NTH_VALUE function in SQL - Time & Space Complexity
We want to understand how the time to run a query using the NTH_VALUE function changes as the data grows.
Specifically, how does the number of rows affect the work done by this function?
Analyze the time complexity of the following SQL query using NTH_VALUE.
SELECT employee_id,
department_id,
salary,
NTH_VALUE(salary, 3) OVER (PARTITION BY department_id ORDER BY salary DESC) AS third_highest_salary
FROM employees;
This query finds the third highest salary in each department for every employee row.

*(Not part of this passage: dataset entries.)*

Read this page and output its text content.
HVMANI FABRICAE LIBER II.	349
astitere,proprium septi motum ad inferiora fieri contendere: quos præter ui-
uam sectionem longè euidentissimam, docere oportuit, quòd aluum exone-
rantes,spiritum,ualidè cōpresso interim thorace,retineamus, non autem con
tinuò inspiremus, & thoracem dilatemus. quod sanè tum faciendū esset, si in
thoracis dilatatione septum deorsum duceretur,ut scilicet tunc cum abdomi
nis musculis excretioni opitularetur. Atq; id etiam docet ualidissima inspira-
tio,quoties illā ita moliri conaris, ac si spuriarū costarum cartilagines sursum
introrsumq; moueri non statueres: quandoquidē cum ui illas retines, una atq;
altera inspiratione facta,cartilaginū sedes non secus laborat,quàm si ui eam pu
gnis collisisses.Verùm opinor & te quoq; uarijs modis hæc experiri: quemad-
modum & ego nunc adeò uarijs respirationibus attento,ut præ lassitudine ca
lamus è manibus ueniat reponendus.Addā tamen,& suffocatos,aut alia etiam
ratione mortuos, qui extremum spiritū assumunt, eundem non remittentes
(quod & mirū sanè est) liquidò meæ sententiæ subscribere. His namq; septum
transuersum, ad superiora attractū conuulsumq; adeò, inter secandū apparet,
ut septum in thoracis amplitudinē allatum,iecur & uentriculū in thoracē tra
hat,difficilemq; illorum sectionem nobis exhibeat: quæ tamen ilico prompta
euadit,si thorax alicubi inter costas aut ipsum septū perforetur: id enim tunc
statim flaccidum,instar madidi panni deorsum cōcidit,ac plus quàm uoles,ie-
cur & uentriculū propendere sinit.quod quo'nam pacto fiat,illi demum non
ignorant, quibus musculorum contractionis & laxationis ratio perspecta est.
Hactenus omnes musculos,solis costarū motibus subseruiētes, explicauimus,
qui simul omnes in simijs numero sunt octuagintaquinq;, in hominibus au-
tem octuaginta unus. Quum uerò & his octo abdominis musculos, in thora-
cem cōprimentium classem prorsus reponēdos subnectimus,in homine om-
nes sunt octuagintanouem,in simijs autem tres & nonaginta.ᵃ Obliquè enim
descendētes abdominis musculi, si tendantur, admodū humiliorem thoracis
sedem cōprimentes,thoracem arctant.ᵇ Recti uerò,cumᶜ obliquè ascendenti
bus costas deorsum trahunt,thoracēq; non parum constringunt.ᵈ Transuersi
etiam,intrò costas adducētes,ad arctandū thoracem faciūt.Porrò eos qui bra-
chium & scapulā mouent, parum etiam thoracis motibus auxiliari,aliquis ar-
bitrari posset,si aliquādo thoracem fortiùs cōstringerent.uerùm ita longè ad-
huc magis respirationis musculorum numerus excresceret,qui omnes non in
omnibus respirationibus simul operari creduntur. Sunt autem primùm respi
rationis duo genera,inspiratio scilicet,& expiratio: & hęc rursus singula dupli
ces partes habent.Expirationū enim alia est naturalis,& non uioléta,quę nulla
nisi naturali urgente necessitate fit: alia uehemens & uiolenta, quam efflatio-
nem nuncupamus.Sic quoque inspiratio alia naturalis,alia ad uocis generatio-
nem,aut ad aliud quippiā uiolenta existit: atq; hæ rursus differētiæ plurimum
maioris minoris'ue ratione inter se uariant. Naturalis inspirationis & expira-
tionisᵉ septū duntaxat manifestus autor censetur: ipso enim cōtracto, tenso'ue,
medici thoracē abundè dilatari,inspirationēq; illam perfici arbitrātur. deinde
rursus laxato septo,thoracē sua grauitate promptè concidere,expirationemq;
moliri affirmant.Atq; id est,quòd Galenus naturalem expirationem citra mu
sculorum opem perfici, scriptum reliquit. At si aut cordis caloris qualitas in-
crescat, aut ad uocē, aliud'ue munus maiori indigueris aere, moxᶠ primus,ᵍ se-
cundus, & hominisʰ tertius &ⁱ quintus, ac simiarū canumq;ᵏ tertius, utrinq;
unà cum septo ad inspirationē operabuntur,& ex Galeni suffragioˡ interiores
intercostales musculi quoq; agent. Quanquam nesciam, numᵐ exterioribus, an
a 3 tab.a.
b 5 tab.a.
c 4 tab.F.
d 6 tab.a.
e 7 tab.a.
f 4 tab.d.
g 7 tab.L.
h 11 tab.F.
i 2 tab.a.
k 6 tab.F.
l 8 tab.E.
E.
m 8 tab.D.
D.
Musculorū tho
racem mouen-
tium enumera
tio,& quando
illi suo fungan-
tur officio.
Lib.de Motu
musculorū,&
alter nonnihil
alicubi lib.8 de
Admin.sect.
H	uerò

Look for repeated work inside the query.
- Primary operation: For each department, the query orders all salaries and finds the 3rd highest.
- How many times: This ordering and value retrieval happens once per department, but the result is shown for every employee in that department.
As the number of employees grows, the work to order salaries in each department grows too.
| Input Size (n) | Approx. Operations |
|---|---|
| 10 | Ordering small groups, quick retrieval |
| 100 | More sorting per department, more rows to process |
| 1000 | Sorting larger groups, more repeated retrievals |
Pattern observation: The sorting work grows faster than the number of rows because sorting is more costly than just scanning.
Time Complexity: O(n log n)
This means the time grows a bit faster than the number of rows because sorting is involved.
[X] Wrong: "NTH_VALUE just picks a value directly, so it runs in constant time regardless of data size."
[OK] Correct: The function needs to sort the data within each partition first, which takes more time as data grows.
Understanding how window functions like NTH_VALUE scale helps you explain query performance clearly and shows you know what happens behind the scenes.
What if we changed the PARTITION BY clause to remove it? How would the time complexity change?